A solution, please! Something has spilt on our carpet and we have tried everything to clean it. It is a circle about 10″ in diameter; not just a stain, but all stuck together. I have a hunch it was oil. I have tried carpet cleaner, specifically Folex, soap and water, but it didn’t come out. Any ideas? Many thanks, Carole
Are you sure the stain is grease? It is strange that the fibers are stuck together. The first step whenever a grease spill occurs is to thoroughly cover the area with a thick even layer of cornstarch. Work the cornstarch into the stain and watch the stain disappear; because cornstarch is an absorber. Blot the area with water and a dishcloth until the mess is gone. Another option is use clear dish soap and hot water. Since dish soap was developed as a grease cutter it does wonders at well, cutting grease. Some people have also had great results with mechanics waterless hand cleaner but test it on a small inconspicuous area first. The challenge in experimenting with different products is that sometimes products can actually set a stain making it very difficult to remove. If the grease stain does not budge, you may need to call a professional carpet cleaner to help. You can also spray the area with WD-40 and remove the adhesion. Then apply dish soap and water and blot.
I love brown chocolate more than anyone in the entire world. However, white chocolate is something that I can live without. What exactly is white chocolate? Morisa
I agree! Nothing beats the great taste, texture not to mention versatility of chocolate. White chocolate is an imposter and should not even call itself chocolate. According to the Food and Drug Administration, white chocolate is really not chocolate at all because it does not contain “chocolate liquor” from the cocoa bean. It is a blend of cocoa butter, sugar, milk and flavorings. I guess I could give up the habit of eating chocolate everyday…what am I saying, I’m no quitter!

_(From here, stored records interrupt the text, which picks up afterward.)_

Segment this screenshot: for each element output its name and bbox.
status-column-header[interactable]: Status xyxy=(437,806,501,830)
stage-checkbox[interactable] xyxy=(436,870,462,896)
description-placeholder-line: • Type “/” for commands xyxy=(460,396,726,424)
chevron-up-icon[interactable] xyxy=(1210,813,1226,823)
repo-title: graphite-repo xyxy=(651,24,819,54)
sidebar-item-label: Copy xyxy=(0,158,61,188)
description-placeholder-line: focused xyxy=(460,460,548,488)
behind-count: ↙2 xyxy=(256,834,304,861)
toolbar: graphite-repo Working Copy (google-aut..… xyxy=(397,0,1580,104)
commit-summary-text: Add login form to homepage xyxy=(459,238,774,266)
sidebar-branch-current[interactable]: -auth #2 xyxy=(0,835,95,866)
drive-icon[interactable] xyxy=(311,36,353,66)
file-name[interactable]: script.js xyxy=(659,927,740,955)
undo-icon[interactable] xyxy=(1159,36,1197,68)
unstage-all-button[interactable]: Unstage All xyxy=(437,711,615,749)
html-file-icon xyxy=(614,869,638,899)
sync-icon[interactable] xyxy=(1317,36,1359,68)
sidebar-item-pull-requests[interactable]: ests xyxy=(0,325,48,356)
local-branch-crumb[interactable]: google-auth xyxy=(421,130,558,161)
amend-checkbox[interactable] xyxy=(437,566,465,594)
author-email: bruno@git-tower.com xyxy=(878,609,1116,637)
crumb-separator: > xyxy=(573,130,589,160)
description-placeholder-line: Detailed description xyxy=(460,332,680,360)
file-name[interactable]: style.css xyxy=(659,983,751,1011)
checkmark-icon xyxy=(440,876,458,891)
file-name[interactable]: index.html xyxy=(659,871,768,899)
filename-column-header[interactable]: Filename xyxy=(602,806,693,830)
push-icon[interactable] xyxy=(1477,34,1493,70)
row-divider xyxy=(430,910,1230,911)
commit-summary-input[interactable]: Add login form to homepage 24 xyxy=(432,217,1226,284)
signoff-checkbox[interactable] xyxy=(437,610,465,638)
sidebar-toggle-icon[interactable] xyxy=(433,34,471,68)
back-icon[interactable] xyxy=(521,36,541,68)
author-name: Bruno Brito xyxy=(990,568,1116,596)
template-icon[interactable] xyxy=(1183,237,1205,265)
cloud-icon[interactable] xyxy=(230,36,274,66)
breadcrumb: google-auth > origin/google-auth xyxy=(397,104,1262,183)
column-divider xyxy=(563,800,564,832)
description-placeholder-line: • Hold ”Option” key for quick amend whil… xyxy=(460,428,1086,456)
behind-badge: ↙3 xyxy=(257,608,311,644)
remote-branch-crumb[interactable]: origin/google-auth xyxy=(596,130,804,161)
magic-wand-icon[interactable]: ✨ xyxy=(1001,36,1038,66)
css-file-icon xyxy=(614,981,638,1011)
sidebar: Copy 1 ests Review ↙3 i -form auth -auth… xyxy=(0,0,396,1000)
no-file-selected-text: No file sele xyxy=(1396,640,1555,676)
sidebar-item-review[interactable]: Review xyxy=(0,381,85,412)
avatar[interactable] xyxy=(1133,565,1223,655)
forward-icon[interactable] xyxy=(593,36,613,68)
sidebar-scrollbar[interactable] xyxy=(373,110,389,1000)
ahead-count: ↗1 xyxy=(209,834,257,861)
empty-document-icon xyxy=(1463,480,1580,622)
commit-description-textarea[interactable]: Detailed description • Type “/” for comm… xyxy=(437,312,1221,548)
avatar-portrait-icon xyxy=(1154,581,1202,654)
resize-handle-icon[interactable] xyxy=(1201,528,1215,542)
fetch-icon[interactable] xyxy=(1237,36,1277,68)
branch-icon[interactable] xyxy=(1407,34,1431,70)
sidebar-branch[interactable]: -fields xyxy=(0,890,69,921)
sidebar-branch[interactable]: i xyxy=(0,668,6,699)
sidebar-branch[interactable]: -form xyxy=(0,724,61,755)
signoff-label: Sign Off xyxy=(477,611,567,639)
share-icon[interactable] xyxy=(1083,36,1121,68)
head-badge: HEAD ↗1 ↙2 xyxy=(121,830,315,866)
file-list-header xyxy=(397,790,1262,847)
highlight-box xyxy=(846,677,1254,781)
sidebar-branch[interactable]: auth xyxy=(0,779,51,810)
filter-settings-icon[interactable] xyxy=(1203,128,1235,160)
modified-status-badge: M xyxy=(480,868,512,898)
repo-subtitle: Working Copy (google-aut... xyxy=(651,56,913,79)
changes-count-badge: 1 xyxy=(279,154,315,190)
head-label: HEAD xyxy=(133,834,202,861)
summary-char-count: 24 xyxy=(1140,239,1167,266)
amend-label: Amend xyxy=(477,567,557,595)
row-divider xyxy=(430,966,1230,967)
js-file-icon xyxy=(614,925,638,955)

I like buying whole wheat bread for my family. What is the best way to store it? Kendra
Whole wheat flour is milled from the entire wheat kernel-endosperm, bran and germ. Baked products made with whole wheat flour have a heavier, more compact texture. Because the wheat germ contains fat, whole grain flour is susceptible to becoming rancid. It should be refrigerated or frozen in an airtight container if it is to be stored for a long period of time.

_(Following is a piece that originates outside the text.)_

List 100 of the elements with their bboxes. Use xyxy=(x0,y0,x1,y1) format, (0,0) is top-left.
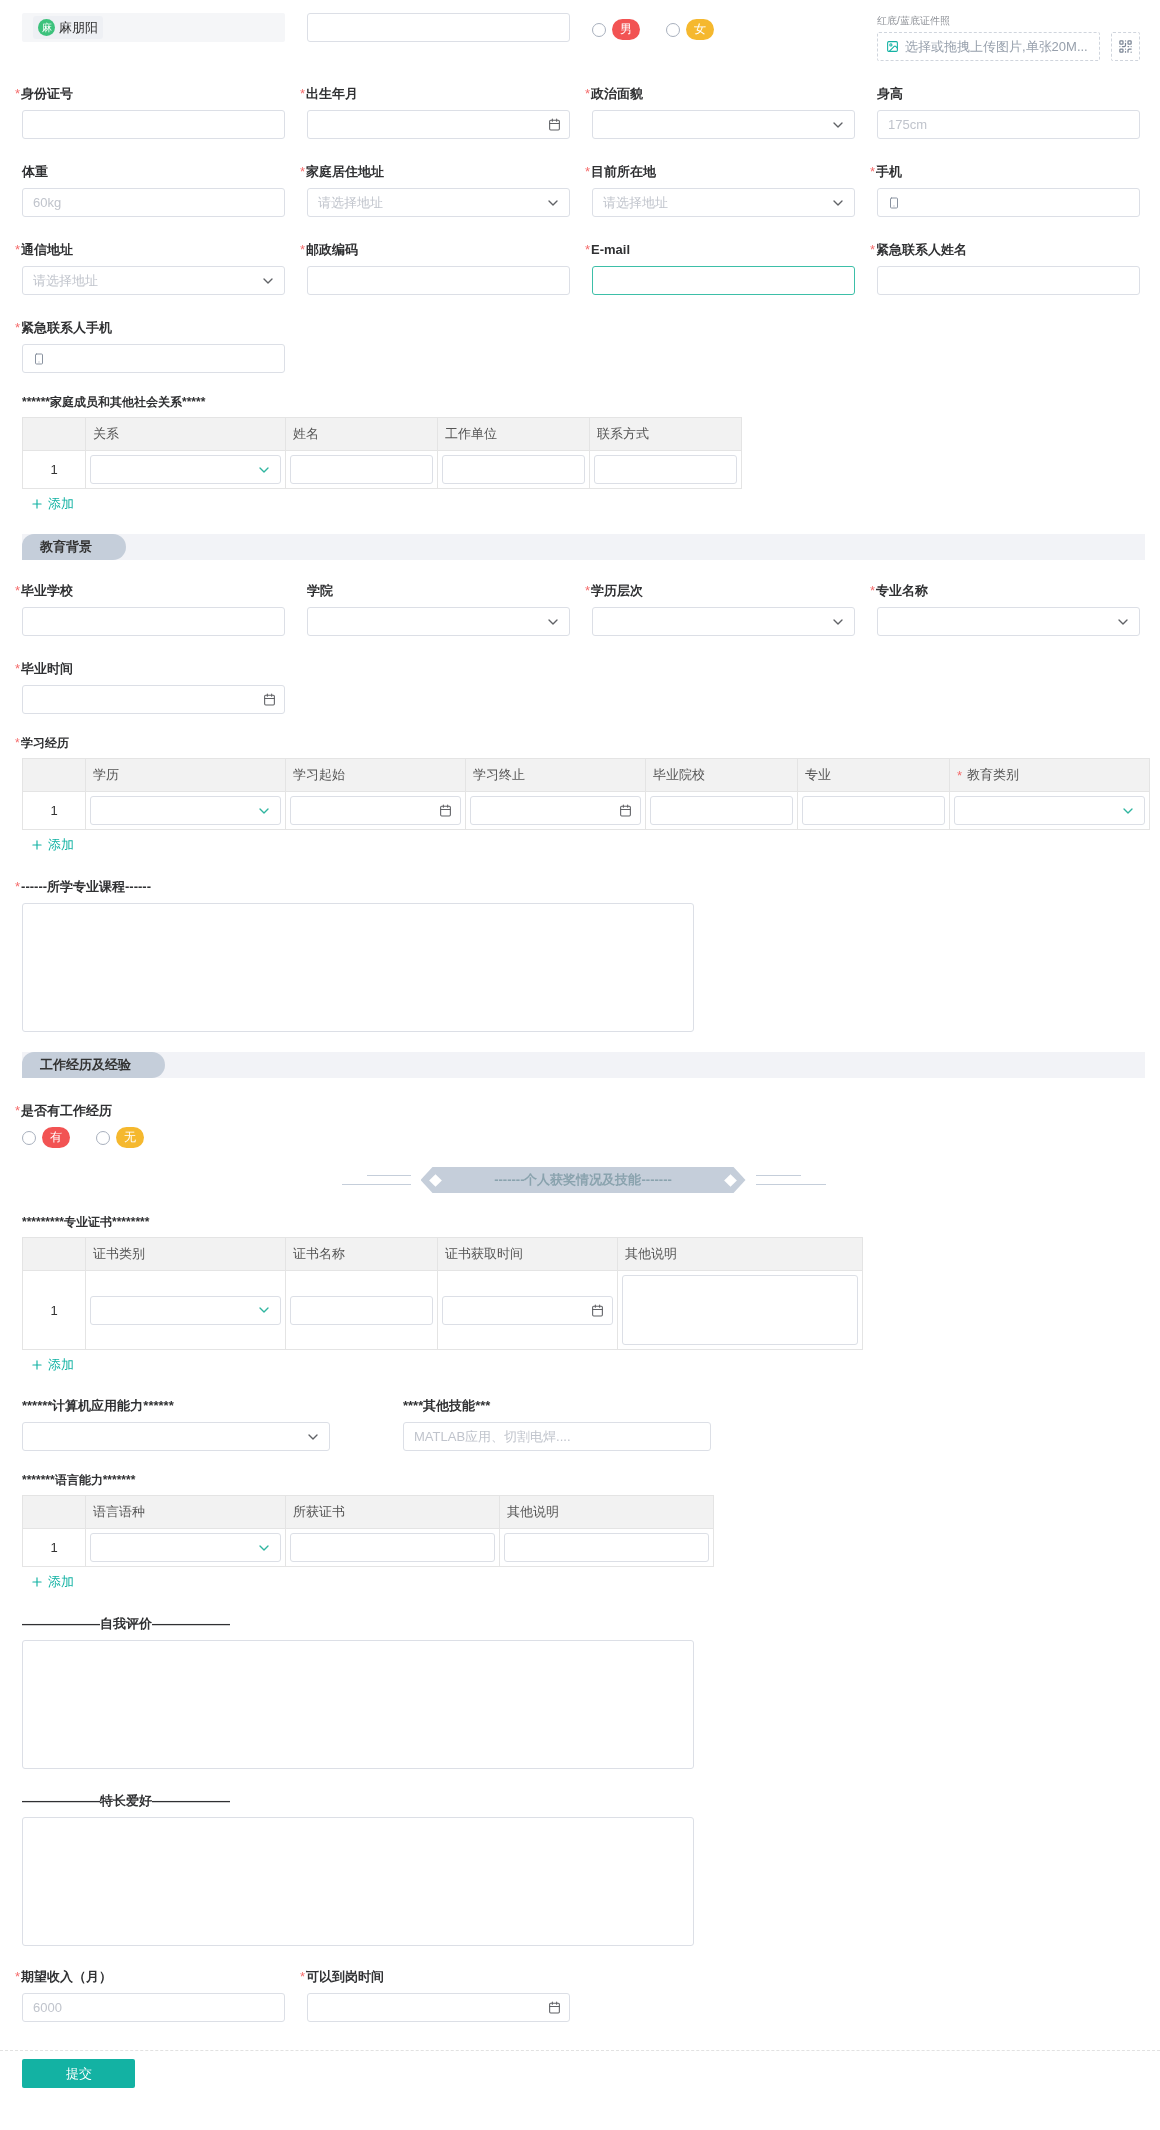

From time to time my wife uses the peel from oranges to make a coarse-cut marmalade which is spiced with a small quantity of rum. A recent batch resulted in a very dark marmalade quite different from the normal orange color. We wonder if some chemical used to deter insects or mold is responsible for the color. The same saucepan was used for both batches. Unfortunately, the peels were obtained
from several purchases of oranges making it impossible to follow-up with a specific grocery or grower. Have you encountered this question before? We would love to have an answer. Naturally, we are reluctant to consume the marmalade if it contained a chemical contaminant. Greetings and very best wishes. John
There are a few factors that can contribute to homemade marmalade color differences. If you scald a batch even slightly, it will still be consumable only darker. Another factor is that most citrus comes in during the season, winter. But there are varieties of oranges that arrive during other parts of the year. The area and temperature in which the fruit was grown can make a big difference as to the color of the final product. In my opinion the color change culprit is none other than the rum. Depending on the country in which the alcohol came from and how it was manufactured this is likely why your marmalade turned out dark. The marmalade sounds safe to eat but if you are not sure discard it.

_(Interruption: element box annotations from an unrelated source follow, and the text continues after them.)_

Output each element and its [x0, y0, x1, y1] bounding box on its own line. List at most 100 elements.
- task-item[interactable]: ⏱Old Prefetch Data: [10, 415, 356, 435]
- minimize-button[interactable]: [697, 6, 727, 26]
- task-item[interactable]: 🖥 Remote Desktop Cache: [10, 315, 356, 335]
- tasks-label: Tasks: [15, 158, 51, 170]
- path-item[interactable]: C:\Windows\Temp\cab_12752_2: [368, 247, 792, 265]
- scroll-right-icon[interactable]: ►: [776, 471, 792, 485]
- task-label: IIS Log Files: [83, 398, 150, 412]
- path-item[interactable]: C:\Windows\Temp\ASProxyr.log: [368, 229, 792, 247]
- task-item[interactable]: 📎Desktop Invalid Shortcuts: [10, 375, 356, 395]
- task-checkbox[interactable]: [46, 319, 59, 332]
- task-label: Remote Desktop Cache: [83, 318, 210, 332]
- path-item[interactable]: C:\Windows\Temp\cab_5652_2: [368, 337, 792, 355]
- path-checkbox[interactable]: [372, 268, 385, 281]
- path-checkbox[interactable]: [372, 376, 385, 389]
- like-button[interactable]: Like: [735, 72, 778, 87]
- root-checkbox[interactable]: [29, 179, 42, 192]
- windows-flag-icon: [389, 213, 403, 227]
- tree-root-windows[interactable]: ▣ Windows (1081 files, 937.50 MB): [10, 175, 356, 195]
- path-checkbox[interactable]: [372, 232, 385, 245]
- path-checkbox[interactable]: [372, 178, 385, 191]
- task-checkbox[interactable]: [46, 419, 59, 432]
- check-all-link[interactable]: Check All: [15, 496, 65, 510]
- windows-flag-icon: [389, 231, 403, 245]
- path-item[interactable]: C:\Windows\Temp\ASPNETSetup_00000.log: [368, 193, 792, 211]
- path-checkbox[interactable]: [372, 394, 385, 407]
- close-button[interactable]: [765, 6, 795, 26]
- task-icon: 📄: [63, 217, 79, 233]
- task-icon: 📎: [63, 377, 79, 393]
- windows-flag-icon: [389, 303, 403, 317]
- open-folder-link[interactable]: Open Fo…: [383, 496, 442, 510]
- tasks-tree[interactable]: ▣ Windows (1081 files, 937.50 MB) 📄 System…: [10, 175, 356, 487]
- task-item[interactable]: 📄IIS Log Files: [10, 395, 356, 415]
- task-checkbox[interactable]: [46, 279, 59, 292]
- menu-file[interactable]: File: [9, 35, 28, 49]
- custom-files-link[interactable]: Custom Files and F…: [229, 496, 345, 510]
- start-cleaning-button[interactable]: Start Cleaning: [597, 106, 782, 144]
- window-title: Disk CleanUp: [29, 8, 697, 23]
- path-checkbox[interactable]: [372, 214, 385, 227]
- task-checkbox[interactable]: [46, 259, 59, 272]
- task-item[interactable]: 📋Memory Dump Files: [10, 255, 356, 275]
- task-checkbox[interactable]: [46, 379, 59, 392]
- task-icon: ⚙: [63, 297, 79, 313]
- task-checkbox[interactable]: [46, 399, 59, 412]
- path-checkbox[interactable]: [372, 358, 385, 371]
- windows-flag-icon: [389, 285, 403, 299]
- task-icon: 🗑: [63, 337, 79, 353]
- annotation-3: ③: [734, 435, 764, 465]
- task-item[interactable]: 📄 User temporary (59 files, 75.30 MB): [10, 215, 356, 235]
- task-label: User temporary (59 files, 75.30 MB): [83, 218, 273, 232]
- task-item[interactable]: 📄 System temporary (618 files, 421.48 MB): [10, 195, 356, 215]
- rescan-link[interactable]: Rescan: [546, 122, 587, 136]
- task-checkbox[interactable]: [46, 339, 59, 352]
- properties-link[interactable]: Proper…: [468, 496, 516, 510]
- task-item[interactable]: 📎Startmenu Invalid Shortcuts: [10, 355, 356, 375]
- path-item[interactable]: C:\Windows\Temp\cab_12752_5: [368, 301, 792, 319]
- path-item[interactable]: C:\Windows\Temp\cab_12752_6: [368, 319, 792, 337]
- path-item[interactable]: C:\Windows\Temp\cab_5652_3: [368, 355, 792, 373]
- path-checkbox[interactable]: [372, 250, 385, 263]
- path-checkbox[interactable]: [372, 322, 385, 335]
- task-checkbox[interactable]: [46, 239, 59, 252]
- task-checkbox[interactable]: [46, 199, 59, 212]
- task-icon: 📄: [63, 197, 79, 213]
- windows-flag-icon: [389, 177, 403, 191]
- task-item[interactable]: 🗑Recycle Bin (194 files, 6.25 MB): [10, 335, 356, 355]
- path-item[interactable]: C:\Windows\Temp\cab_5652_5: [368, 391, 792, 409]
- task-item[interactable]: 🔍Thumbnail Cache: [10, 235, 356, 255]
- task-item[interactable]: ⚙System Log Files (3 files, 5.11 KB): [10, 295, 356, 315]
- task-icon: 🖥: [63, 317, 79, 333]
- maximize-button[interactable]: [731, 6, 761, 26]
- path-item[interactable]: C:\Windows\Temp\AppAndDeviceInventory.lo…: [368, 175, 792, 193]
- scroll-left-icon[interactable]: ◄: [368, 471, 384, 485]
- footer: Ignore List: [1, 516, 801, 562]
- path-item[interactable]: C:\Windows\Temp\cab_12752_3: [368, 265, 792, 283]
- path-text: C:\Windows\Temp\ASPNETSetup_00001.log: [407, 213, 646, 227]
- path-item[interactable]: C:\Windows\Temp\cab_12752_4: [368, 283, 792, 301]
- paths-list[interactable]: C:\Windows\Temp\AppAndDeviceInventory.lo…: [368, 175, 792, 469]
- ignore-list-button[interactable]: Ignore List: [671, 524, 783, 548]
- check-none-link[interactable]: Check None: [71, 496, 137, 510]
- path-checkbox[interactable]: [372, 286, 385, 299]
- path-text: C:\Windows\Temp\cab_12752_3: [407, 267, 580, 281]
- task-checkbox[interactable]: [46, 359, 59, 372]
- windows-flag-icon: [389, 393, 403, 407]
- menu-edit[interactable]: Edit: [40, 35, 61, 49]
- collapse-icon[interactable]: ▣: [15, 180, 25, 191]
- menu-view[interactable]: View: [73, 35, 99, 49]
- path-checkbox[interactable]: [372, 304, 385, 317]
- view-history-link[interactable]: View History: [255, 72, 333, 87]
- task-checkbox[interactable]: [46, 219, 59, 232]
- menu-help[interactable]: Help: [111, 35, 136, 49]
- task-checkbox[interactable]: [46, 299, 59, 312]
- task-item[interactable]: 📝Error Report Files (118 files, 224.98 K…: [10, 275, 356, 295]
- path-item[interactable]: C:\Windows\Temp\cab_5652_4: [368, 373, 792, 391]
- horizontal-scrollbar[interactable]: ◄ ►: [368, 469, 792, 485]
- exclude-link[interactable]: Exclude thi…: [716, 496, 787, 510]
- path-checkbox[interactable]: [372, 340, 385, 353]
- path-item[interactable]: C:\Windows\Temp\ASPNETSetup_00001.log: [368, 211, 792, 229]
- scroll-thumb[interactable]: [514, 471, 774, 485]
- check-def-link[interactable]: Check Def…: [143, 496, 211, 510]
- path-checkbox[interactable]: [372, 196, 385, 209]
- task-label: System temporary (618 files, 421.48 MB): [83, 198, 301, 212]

Important Feedback from Reader:
I have a solution that I’ve used for maggots in onions for years. Sprinkle laundry detergent powder, not liquid, in the row before planting. It has kept them away for years. It is also good to rotate your plants each year. Gary
Fabulous Tips of the Week!
- When making spudlicious mashed potatoes use either Russet or Yukon Gold.
- Cut raw potatoes into even pieces.
- Cook potatoes in salt water until they are falling apart. I like to add a clove of garlic to the pot for extra flavor.
- Don’t use a food processor to mash. Sure it’s faster but it often turns into a gluteny mess.
- For really creamy potatoes, add lots of warm, milk.
- Top with butter, chives or bacon bits.